Panelists discuss causes of, remedies for school district’s equity issues at library event

More than 70 people attend a talk on racial equity in Lawrence public schools, “Fixing Lawrence’s Achievement Gap,” at the Lawrence Public Library on Tuesday.

Potential causes of and solutions to ongoing equity issues in Lawrence schools, were discussed — and at times debated — during a public talk Tuesday night at the Lawrence Public Library.

The title of the event, “Fixing Lawrence’s Achievement Gap,” points to a lofty goal, but one that is ultimately worth pursuing, panelists agreed. More than 70 people — among them teachers, parents, students and, notably, two school board members — packed into the library’s auditorium that night for the discussion, which was sponsored by the University of Kansas’ Langston Hughes Center, the City of Lawrence, and the KU department of African and African-American Studies.

In 2016, more than 36 percent of the Lawrence district’s white high school students were considered “college-ready” by state assessment standards in math. “The difference with African-Americans,” explained John Rury, a professor in KU’s School of Education, “is really striking.” That same year, about 12 percent of the district’s black high school students landed in that same category. And Native American and Hispanic students, Rury said, are also struggling in comparison with their white peers.

Assessment results are one method of measuring student success, but educators must also look beyond the numbers to recognize the “social and emotional needs that students bring with them into the classroom,” agreed fellow panelist Dorothy Hines-Datiri. Equity, she said, is about the opportunities granted or denied by systems — among them school systems — to students of color.

“Schools say they want equity. Schools say they want equality. But in actuality, the realities are totally different,” said Hines-Datiri, an assistant professor in the KU School of Education. “Despite our push for equity, despite our push for racial inclusion and gender inclusion, we actually still have disparities that exist across those identity categories.”

Tuesday’s event arrived on the heels of a fall semester marked by discussion at school board meetings and elsewhere of racial equity issues in Lawrence schools. Recently, the district hosted a Community Conversation meant to address these concerns, which itself followed a controversial investigation into racist comments allegedly made by a South Middle School teacher.

Willie Amison, a former Lawrence High School principal who currently serves as an academic adviser within KU’s TRIO/Educational Opportunity Center, said black students’ state assessment scores have improved over the years since he entered Lawrence Public Schools as a teacher in the early 1970s. But in recent years, they’ve started to regress, he noted, leaving him and other educators to wonder, “What happened?”

“We know students can do that, and we understand that,” Amison said. “It’s not about their intellectual level. It’s about their engagement and relationships” with teachers and others in the system, he explained.

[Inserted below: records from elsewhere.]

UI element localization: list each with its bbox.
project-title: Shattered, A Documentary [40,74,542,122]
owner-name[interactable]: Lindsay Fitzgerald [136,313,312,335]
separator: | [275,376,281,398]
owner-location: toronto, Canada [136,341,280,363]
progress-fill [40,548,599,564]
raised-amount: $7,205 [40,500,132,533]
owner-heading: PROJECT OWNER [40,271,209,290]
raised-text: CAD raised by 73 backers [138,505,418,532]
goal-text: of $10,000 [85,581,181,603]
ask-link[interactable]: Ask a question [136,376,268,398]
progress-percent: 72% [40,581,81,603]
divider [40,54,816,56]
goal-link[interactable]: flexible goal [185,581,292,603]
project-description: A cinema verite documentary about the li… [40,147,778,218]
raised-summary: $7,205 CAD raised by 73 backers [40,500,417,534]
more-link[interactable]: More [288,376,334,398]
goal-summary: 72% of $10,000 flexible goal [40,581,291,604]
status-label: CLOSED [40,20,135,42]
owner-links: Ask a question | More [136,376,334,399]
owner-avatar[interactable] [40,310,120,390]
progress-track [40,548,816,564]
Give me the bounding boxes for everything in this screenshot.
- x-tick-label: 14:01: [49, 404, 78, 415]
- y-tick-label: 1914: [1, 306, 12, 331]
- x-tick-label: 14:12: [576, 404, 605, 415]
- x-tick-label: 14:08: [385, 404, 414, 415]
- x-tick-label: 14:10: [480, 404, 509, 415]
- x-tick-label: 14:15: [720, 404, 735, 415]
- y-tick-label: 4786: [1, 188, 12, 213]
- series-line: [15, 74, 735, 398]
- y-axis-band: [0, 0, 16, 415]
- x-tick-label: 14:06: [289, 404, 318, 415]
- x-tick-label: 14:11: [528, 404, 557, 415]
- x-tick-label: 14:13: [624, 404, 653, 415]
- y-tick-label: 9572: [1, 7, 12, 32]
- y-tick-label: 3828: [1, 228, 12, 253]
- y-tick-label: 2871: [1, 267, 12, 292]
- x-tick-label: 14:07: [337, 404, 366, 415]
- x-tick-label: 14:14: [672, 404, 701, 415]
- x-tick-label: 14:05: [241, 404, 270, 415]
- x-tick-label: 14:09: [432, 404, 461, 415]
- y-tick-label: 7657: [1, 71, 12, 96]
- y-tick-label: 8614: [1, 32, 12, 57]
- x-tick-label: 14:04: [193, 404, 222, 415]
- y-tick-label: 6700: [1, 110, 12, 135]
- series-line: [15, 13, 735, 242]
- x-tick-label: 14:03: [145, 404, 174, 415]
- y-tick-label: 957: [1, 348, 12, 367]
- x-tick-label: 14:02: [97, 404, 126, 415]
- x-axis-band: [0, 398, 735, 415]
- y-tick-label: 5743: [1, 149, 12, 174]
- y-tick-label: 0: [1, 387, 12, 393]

Some who attended Tuesday’s talks emphasized that point by questioning the involvement of school board members and district leaders in the district’s work toward closing achievement gaps. Racial inequity is a “gigantic problem” that needs the help of parents and community members, Rury said.

The event’s moderator, Langston Hughes Center director Shawn Alexander, remarked at least twice about Superintendent Kyle Hayden’s absence at the event. “That’s the question you have to ask,” Alexander said. He also thanked two school board members, Vanessa Sanburn and vice president Shannon Kimball, for being there that night, but wondered why their colleagues weren’t in attendance with them.

A handful of audience members weighed in throughout the evening about the vacant spot on the school board left by Kristie Adair’s resignation last month. A few said they hoped it would be filled by a person of color, and Sanburn, addressing community concerns Tuesday night, said she was committed to that goal.

“I believe that we have a real opportunity to fill a diversity gap on our board, and I am very motivated in this process to fill that seat with someone that brings the lens that we desperately need on our board,” Sanburn said, adding that she felt her colleagues shared that perspective.

The deadline to apply for the school board position is March 6, and the school board is slated to review applications publicly during its March 13 meeting. In the meantime, Sanburn and Kimball both encouraged community members Tuesday night to continue reaching out to them.